Das "Was" und das "Wie
Die Einzelheiten des Plans zur Reduzierung der Anleihekäufe – einschließlich des Tempos und des Zeitplans für die Verringerung und Beendigung der Käufe von US-Staatsanleihen und hypothekarisch besicherten Wertpapieren (MBS) – dürften in den kommenden Wochen und Monaten klarer werden. Möglicherweise mit der Veröffentlichung des Protokolls der Juli-Sitzung. Pimco geht davon aus, dass die Fed eine ungefähr proportionale Verringerung des monatlichen Tempos der Käufe von Staatsanleihen und MBS ankündigen wird und dass die monatliche Verringerung des Kauftempos etwa drei Quartale lang anhalten wird. Zwar werden die Fed-Entscheidungsträger ihre Leitlinien wahrscheinlich so gestalten, dass sie möglichst flexibel auf die sich entwickelnden wirtschaftlichen Bedingungen reagieren können, doch hält Pimco eine relativ sanfte Reduzierung des Tempos für das wahrscheinlichste Szenario, ähnlich wie die Fed ihr Portfolio ab 2017 reduziert hat.

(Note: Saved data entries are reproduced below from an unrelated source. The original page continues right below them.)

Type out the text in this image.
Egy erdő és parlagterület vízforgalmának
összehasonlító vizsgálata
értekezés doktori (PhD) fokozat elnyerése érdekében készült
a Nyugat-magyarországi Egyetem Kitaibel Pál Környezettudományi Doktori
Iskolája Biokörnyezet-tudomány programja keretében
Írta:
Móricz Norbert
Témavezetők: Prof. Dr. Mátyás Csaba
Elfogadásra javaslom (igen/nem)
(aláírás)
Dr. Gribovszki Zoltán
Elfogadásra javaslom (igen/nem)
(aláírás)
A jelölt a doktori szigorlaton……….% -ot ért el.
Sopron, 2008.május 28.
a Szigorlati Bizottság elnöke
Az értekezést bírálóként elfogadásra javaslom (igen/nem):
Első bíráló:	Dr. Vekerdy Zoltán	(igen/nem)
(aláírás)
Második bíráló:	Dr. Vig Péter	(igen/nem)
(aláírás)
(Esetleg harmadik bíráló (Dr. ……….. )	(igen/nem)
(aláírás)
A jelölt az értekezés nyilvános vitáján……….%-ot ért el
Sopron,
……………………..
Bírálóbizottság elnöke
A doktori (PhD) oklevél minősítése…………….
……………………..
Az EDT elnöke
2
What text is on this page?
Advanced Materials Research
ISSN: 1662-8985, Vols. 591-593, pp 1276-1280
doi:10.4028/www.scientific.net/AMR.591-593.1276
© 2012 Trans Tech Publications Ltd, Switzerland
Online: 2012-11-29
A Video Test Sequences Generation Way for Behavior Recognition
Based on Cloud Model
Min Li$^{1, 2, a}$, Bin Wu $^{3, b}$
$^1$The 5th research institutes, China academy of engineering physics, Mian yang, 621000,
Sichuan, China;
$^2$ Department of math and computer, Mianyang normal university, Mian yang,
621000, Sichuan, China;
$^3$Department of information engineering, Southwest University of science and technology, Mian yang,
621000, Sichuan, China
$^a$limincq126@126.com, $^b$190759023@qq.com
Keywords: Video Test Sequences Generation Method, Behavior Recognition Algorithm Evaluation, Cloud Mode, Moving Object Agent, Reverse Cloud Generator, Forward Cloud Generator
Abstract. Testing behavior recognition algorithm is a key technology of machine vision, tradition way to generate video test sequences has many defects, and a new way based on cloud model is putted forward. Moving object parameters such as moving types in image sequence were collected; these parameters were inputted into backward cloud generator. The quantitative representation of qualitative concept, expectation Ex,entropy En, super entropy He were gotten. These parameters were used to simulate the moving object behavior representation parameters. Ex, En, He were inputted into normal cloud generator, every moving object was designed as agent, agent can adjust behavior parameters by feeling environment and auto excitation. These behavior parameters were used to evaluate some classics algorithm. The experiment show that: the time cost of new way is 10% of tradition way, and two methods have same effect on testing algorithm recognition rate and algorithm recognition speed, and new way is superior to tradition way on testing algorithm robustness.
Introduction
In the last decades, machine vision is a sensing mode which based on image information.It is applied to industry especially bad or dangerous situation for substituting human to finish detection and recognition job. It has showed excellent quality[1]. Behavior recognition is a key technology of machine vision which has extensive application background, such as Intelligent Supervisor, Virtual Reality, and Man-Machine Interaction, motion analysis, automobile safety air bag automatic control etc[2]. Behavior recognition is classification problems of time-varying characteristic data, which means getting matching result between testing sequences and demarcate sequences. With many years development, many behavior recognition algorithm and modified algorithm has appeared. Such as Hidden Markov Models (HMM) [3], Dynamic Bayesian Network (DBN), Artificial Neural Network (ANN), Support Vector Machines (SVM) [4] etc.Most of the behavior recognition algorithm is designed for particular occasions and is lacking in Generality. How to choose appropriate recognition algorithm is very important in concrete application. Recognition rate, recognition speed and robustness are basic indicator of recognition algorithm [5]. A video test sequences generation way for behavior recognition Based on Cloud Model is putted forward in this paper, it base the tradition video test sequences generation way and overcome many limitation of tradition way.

Was die letzte Frage betrifft, wie die Fed die Marktvolatilität im Zusammenhang mit dem Tapering minimieren will, so hat der Vorsitzende Powell erklärt, dass der FOMC beabsichtigt, die Ankündigung des Tapering "weit im Voraus" zu kommunizieren. Die Änderungen in der FOMC-Erklärung vom Juli reichten nicht für eine "Vorankündigung" aus. Pimco ist jedoch der Meinung, dass die Erklärung die Voraussetzungen für eine Vorankündigung im September für eine Tapering-Ankündigung im Dezember geschaffen hat. Da der FOMC jedoch kaum zusätzliche Informationen darüber geliefert hat, wann und wie er diese Ankündigung machen wird, ist dies allerding noch ungewiss.

„In jedem Fall hoffen wir, in den nächsten Monaten mehr Informationen zu diesen und anderen Themen zu erhalten, da der FOMC die Märkte auf den unvermeidlichen ersten Schritt zur Normalisierung der Politik vorbereitet“, erklärt Wilding abschließend. (aa)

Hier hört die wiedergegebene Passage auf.